Depuis plusieurs semaines cependant, le projet fait essentiellement parler de lui dans la rubrique judiciaire des médias russes. Plusieurs responsables de la fondation Skolkovo ont été mis en examen pour de supposées malversations financières et devraient être prochainement déférées devant la justice. Surtout, le dossier Skolokovo a donné lieu, fin avril, à un échange inédit entre Vladislav Sourkov, à l’époque vice-Premier ministre en charge de l’innovation, et le général Markine, le porte-parole du Comité aux investigations près le Parquet général de Russie. Cette structure, dirigé par Alexandre Bastrykine, un ancien camarade de faculté de Vladimir Poutine, est le « bras armé » judiciaire du pouvoir russe et joue un rôle majeur ces derniers mois, que ce soit dans la campagne anti-corruption lancée par le pouvoir ou dans la mise au pas des opposants comme Guennadi Goudkov (privé de son mandat de député en septembre 2012) ou Alexeï Navalny (dont le procès a débuté à la mi-avril à Kirov). Finalement, Sourkov – après avoir dénoncé le zèle funeste des procureurs – jettera l’éponge. Une décision interprétée comme la fin d’une époque à Moscou : Sourkov, chantre de la « verticale du pouvoir » et de la « démocratie souveraine », démiurge du système politique russe au cours du deuxième mandat de Vladimir Poutine (2004-2008), a été poussé vers la sortie par des forces plus conservatrices et, surtout, enclines à user de méthodes moins subtiles que lui.
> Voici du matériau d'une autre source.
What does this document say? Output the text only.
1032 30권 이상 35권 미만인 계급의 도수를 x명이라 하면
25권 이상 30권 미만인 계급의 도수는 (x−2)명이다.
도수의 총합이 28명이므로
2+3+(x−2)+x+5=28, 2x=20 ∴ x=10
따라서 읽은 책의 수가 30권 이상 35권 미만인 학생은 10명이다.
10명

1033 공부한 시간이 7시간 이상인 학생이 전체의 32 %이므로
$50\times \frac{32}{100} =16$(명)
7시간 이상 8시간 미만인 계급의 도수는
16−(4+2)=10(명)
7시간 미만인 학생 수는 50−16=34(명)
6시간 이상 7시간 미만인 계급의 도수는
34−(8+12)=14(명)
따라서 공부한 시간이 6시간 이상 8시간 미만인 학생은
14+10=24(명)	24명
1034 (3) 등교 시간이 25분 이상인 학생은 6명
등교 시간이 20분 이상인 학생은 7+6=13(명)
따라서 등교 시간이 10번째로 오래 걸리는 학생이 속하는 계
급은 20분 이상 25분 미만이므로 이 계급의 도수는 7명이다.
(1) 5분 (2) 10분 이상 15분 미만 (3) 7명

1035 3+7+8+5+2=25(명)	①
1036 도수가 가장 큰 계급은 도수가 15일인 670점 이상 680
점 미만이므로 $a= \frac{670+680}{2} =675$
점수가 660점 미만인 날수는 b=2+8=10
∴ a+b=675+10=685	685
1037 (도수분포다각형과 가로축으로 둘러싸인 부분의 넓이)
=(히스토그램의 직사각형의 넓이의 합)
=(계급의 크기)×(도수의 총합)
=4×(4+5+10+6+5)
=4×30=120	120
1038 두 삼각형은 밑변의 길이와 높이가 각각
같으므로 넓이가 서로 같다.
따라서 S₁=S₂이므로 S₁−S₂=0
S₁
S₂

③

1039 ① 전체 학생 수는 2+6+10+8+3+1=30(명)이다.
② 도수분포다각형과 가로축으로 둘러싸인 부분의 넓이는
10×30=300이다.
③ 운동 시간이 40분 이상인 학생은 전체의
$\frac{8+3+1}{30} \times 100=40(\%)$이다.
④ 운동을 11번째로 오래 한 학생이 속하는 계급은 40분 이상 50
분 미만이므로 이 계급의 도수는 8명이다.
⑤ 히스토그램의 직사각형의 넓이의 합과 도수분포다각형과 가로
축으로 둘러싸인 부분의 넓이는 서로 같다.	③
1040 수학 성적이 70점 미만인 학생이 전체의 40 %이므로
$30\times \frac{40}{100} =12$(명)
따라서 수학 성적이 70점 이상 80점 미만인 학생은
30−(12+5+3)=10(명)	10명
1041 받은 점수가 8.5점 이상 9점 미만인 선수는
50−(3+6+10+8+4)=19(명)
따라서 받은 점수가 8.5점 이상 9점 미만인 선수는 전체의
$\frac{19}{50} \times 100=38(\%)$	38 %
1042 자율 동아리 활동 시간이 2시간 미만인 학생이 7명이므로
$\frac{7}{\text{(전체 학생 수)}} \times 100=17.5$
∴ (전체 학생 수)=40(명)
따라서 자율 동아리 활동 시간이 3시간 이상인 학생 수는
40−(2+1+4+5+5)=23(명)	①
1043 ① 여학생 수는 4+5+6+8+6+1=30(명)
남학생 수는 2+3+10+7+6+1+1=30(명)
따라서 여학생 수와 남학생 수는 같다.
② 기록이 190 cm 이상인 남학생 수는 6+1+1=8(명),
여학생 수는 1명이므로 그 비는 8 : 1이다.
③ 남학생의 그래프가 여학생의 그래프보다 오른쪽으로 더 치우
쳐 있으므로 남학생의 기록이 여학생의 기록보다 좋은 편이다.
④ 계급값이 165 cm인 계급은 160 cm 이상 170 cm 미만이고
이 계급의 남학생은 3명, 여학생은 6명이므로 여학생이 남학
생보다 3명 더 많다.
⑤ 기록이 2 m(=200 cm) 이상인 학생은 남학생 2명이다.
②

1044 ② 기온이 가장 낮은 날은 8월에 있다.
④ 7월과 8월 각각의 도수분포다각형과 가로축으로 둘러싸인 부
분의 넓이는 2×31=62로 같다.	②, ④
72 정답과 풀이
Le dossier Skolkovo est en train de devenir un dossier éminemment politique. On apprend que le député Pomomarev, élu sur la liste de Russie juste mais qui, comme Guennadi Goudkov, a participé aux manifestations de l’opposition de rue à l’hiver 2012, risque de perdre son immunité parlementaire. Il fait l’objet d’une enquête qui vise à déterminer si les 750000 dollars d’honoraires reçus au titre de conférences à Skolkovo ne relèvent pas d’un emploi fictif voire d’un financement de l’opposition. Viktor Vekselberg a quant à lui été auditionné. Skolkovo étant un projet emblématique de la présidence Medvedev, il est difficile de ne pas faire le lien avec les mésaventures récentes d’autres hommes d’affaires ayant eu le vent en poupe entre 2009 et 2012 (et l’imprudence de miser sur un second mandat Medvedev). On pense à Akhmed Bilalov, l’ancien patron de KSK (société publique chargée de développer le tourisme dans le Caucase du Nord, partenaire de la Caisse des dépôts), ou les frères Magomedov, co-actionnaires du port de Novorrossiïsk.

Pour l’instant, Vladimir Poutine n’a fait aucune déclaration pouvant être interprétée comme une remise en cause du projet Skolkovo. Contrairement à ce que l’on lit ou entend souvent en Occident, le président russe n’est pas moins convaincu que son Premier-ministre de la nécessité de moderniser la Russie. Reste que ce dossier est instrumentalisé par le « parti du renvoi », qui voit dans Skolkovo un héritage libéral du mandat Medvedev à éradiquer. Les derniers développements ne sont en outre pas du meilleur effet vis-à-vis des investisseurs occidentaux et asiatiques. Ils donnent en tout cas la mesure de la violence des affrontements qui ne manqueront pas d’éclater lorsque se posera la question du remplacement de Dmitri Medvedev et, a fortiori, celle de Vladimir Poutine.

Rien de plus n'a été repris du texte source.